A quick tour of the ideas you’ll meet everywhere in insomni. Each is a one-paragraph summary that links to its full page under Core Renderer.

  • Renderer2D — owns the device, the camera uniforms, the single instance storage buffer, and the per-frame encode. One call, render(layers), draws a whole frame: it uploads every layer’s pack into one buffer and runs the merged draw commands in a single render pass (opaque first, then transparent). Build one with the createRenderer(gpu, canvas) factory. See Renderer & frame loop.

  • Layer — the universal drawable: a bag of shapes backed by one UberPack, plus a coordinate space and a little metadata (zIndex, cache, visible, label). Layers are dynamic by default (re-uploaded each frame); content that rarely changes can be retained (renderer.retainLayer, a stable GPU buffer) or baked (cache: "always" / cacheLayer, a cached RTT texture) so it isn’t re-rasterized every frame. See Layers & groups.

  • Group — a lightweight, shareable transform container. A group holds one Mat3 and an optional parent; a child’s effective transform compounds up the chain. Tag shapes (or a whole layer) with a group and the renderer routes them to a dedicated per-(space × group) camera slot, so mutating group.transform between frames moves the geometry live with no repack. See Groups.

  • Packing — every primitive packs into a single flat instance buffer (UberPack) at a fixed 16-float (64-byte) stride; adjacent instances of the same kind, opacity, and group merge into one DrawCommand. The buffer grows geometrically and is reused frame to frame. See Packing & buffers.

  • Spaces & cameras — each layer declares a LayerSpace of "world" | "ui". world content is camera-transformed (pan / zoom / rotate); ui maps CSS pixels straight to the screen (overlays, text, chrome). Raw device pixels are renderer-internal (backbuffer, scissors, viewports) — author in "ui" and scale by devicePixelRatio yourself for density-aware drawing. The renderer keeps one camera slot per space, and groups add extra slots on demand. See Spaces & cameras.

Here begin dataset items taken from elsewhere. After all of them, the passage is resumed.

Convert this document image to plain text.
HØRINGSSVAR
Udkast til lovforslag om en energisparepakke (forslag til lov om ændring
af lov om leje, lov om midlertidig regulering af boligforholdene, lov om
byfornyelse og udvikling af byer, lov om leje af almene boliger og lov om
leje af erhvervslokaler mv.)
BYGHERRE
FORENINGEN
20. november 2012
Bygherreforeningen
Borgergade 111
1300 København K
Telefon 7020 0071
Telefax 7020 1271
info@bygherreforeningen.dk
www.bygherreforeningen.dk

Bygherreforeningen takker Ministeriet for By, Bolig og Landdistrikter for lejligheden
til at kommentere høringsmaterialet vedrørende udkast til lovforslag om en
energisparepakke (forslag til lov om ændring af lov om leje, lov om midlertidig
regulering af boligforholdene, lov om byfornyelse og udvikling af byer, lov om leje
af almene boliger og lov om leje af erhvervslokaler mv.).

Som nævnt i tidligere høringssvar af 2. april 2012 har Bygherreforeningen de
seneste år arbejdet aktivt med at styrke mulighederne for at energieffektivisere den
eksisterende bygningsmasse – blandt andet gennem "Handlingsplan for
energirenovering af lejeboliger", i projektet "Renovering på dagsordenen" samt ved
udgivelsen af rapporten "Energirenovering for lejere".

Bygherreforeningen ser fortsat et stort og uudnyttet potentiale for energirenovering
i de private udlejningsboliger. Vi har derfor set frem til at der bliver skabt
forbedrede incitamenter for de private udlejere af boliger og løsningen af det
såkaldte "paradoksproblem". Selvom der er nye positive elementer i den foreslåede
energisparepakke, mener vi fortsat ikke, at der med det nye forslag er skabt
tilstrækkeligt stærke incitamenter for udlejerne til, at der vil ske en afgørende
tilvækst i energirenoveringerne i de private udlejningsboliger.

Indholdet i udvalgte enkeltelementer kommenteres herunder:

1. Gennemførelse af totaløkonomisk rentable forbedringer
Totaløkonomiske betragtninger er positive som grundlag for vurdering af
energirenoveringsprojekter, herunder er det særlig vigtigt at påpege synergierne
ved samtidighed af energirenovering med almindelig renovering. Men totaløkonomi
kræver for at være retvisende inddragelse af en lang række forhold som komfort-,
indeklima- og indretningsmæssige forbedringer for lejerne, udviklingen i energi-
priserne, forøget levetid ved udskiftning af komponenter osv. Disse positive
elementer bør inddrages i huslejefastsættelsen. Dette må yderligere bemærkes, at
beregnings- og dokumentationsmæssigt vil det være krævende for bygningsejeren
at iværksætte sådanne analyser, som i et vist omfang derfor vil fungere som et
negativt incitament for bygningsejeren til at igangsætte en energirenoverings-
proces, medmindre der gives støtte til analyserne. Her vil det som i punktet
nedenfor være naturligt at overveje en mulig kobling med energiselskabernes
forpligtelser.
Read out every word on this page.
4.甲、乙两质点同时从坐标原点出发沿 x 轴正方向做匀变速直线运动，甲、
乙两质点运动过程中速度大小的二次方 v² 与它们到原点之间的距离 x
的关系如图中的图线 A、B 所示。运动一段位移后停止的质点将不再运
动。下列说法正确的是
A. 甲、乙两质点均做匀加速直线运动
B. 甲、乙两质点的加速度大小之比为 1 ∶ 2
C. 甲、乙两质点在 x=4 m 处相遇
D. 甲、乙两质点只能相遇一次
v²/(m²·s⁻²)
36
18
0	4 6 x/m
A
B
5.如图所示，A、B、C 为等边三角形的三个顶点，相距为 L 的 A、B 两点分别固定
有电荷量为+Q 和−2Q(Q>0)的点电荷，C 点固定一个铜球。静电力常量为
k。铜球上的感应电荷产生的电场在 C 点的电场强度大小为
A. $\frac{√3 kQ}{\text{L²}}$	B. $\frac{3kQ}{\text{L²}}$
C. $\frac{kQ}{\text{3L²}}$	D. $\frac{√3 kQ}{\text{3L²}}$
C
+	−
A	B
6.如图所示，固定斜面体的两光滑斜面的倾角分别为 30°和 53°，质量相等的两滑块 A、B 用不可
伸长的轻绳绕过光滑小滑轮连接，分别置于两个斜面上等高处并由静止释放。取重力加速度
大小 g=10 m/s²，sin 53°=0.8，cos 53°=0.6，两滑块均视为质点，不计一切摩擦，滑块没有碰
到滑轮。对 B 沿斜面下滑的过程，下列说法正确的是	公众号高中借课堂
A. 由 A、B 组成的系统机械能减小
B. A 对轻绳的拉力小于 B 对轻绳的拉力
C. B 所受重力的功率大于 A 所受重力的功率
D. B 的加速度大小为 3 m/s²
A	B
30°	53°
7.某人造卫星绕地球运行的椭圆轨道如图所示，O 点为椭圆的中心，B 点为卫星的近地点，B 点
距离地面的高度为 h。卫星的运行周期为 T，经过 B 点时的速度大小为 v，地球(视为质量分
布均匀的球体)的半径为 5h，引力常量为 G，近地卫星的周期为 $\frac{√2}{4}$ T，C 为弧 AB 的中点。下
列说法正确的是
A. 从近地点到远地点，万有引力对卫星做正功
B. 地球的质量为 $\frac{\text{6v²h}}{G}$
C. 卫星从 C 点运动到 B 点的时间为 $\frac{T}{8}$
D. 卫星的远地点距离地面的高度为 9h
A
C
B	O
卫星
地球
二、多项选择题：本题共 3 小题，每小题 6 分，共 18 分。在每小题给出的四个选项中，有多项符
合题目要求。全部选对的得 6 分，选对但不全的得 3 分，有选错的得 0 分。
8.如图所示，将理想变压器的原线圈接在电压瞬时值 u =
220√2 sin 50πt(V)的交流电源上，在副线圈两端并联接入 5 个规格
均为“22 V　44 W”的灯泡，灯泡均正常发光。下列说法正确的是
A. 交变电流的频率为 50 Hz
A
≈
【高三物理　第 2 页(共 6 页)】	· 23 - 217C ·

  • Damage / partial redraw — a persistent backbuffer plus scissored damage regions let the renderer re-rasterize only what actually moved, so idle frames are cheap. Any camera / size / background change demotes to a full repaint. See Damage & partial redraw.

  • OIT transparency — order-independent transparency is on by default via a bounded-K A-buffer, so overlapping translucent shapes blend correctly without manual depth sorting. See Transparency (OIT).

Once these click, the whole API is just: author shapes into layers, optionally tag them with groups and spaces, and call render(layers) once per frame.